Recently, OctoML Inc., a startup specializing in artificial intelligence optimization, announced the release of OctoAI Image Gen. This architecture enables developers to customize image generation on well-known models like Stable Diffusion and simultaneously apply changes to thousands of assets.
Luis Ceze, Chief Executive of OctoML, said, “Image generation applications have quickly gone from fad to real business, with many e-commerce, entertainment and creative organizations looking to differentiate their service with AI. But building these custom experiences with Stable Diffusion today is an extensive engineering effort that simply doesn’t scale.”
In June, OctoAI was introduced to assist developers in creating and expanding their artificial intelligence models. With the addition of this new offering, it can now offer an API endpoint and enable mass fine-tuning with its resources.
The new “Asset Orchestrator,” which is the centerpiece of the release, will enable developers to enhance their models with assets like Low-Rank Adaptations, or LoRAs. Using a LoRA, users can quickly train Stable Diffusion on various concepts, like a specific character or style. LoRAs are fine-tuning models.
Unlike standard image-generating models, which can be cumbersome due to their size, LoRAs generate small portable models, making them useful. Due to their reduced processing power requirements, they are also far faster and simpler to train.

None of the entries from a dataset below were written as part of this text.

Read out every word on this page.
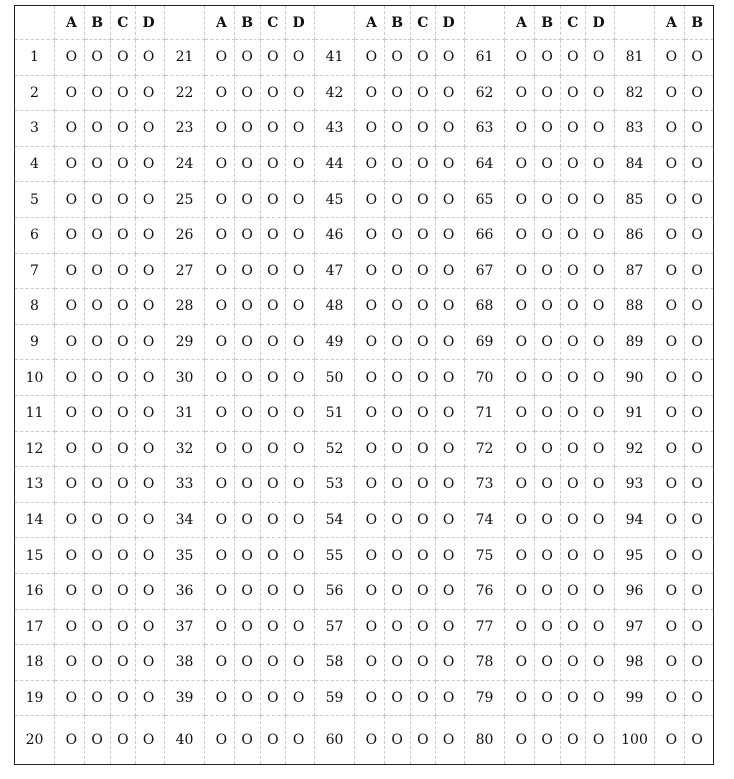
	A	B	C	D		A	B	C	D		A	B	C	D		A	B	C	D		A	B
1	O	O	O	O	21	O	O	O	O	41	O	O	O	O	61	O	O	O	O	81	O	O
2	O	O	O	O	22	O	O	O	O	42	O	O	O	O	62	O	O	O	O	82	O	O
3	O	O	O	O	23	O	O	O	O	43	O	O	O	O	63	O	O	O	O	83	O	O
4	O	O	O	O	24	O	O	O	O	44	O	O	O	O	64	O	O	O	O	84	O	O
5	O	O	O	O	25	O	O	O	O	45	O	O	O	O	65	O	O	O	O	85	O	O
6	O	O	O	O	26	O	O	O	O	46	O	O	O	O	66	O	O	O	O	86	O	O
7	O	O	O	O	27	O	O	O	O	47	O	O	O	O	67	O	O	O	O	87	O	O
8	O	O	O	O	28	O	O	O	O	48	O	O	O	O	68	O	O	O	O	88	O	O
9	O	O	O	O	29	O	O	O	O	49	O	O	O	O	69	O	O	O	O	89	O	O
10	O	O	O	O	30	O	O	O	O	50	O	O	O	O	70	O	O	O	O	90	O	O
11	O	O	O	O	31	O	O	O	O	51	O	O	O	O	71	O	O	O	O	91	O	O
12	O	O	O	O	32	O	O	O	O	52	O	O	O	O	72	O	O	O	O	92	O	O
13	O	O	O	O	33	O	O	O	O	53	O	O	O	O	73	O	O	O	O	93	O	O
14	O	O	O	O	34	O	O	O	O	54	O	O	O	O	74	O	O	O	O	94	O	O
15	O	O	O	O	35	O	O	O	O	55	O	O	O	O	75	O	O	O	O	95	O	O
16	O	O	O	O	36	O	O	O	O	56	O	O	O	O	76	O	O	O	O	96	O	O
17	O	O	O	O	37	O	O	O	O	57	O	O	O	O	77	O	O	O	O	97	O	O
18	O	O	O	O	38	O	O	O	O	58	O	O	O	O	78	O	O	O	O	98	O	O
19	O	O	O	O	39	O	O	O	O	59	O	O	O	O	79	O	O	O	O	99	O	O
20	O	O	O	O	40	O	O	O	O	60	O	O	O	O	80	O	O	O	O	100	O	O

A LoRA can enhance a Stable Diffusion model once it has been trained to produce an image with that particular character or style. Therefore, for fine-tuning a model, LoRAs represent a reasonable trade-off in terms of size, time, and computing power.
Users can prompt a Stable Diffusion model with text to create an image of a video game character or comic book character, for instance. This would probably lead to finicky and inconsistent results — and would probably require a lot of trying to get the model to manifest the image they want. This is called prompt engineering.

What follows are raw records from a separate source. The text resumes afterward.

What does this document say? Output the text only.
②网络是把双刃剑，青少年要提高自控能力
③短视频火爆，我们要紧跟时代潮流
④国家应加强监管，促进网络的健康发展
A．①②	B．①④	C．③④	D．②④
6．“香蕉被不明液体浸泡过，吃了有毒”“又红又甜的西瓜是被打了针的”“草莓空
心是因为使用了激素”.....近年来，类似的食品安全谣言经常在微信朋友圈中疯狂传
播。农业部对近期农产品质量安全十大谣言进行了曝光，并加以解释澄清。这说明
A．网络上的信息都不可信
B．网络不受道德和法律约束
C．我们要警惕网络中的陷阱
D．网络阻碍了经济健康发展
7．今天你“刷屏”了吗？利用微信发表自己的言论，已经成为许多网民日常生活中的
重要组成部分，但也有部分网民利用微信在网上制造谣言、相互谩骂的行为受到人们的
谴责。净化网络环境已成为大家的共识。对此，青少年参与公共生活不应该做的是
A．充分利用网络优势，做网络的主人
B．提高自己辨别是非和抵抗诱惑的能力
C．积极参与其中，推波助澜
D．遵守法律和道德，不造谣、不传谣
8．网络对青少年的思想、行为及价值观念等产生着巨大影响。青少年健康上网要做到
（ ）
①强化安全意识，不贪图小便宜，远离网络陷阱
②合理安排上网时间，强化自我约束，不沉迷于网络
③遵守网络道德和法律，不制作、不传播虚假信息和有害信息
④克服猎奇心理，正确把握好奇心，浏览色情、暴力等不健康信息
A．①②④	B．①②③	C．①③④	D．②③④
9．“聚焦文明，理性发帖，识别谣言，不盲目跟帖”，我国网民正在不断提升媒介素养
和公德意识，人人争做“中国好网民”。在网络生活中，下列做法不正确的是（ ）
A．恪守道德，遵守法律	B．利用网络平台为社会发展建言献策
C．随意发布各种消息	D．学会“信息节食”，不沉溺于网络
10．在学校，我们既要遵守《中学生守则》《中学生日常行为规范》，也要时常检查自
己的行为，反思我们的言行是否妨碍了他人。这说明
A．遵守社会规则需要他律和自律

A LoRA trained on pictures of that particular character and styles the user desired, like from a certain video game or art style from a certain era of comic books, would more accurately align the model to match the intended results. A lot less engineering would be needed for the model to produce a reasonably good customized image.
Using OctoML’s photo-realistic model Stable Diffusion XL, the new service produces art generation on average in 2.8 seconds, according to OctoML. As part of the asset management feature, users can manage and pull models and data from popular sources like CivitAI, an open-source tool where users can share AI artwork from Stable Diffusion, and Hugging Face Inc.’s open-source AI model repository.
Numerous clients, such as Storytime AI, which creates an app that employs AI to create children’s stories, and NightCafe Studio Ply Ltd., which operates an AI art generator website and community, have already implemented the OctAI image generation solution in their business applications.
Brian Carlson, CEO of Storytime AI, said, “Our top priority is to deliver kid-safe, consistent, engaging images for our custom children’s stories. Previously, this process relied on heavy-handed prompt engineering. But OctoAI helped us stand up a whole new image gen architecture utilizing assets like LoRAs to create consistent visuals without the added complexity of prompt engineering.”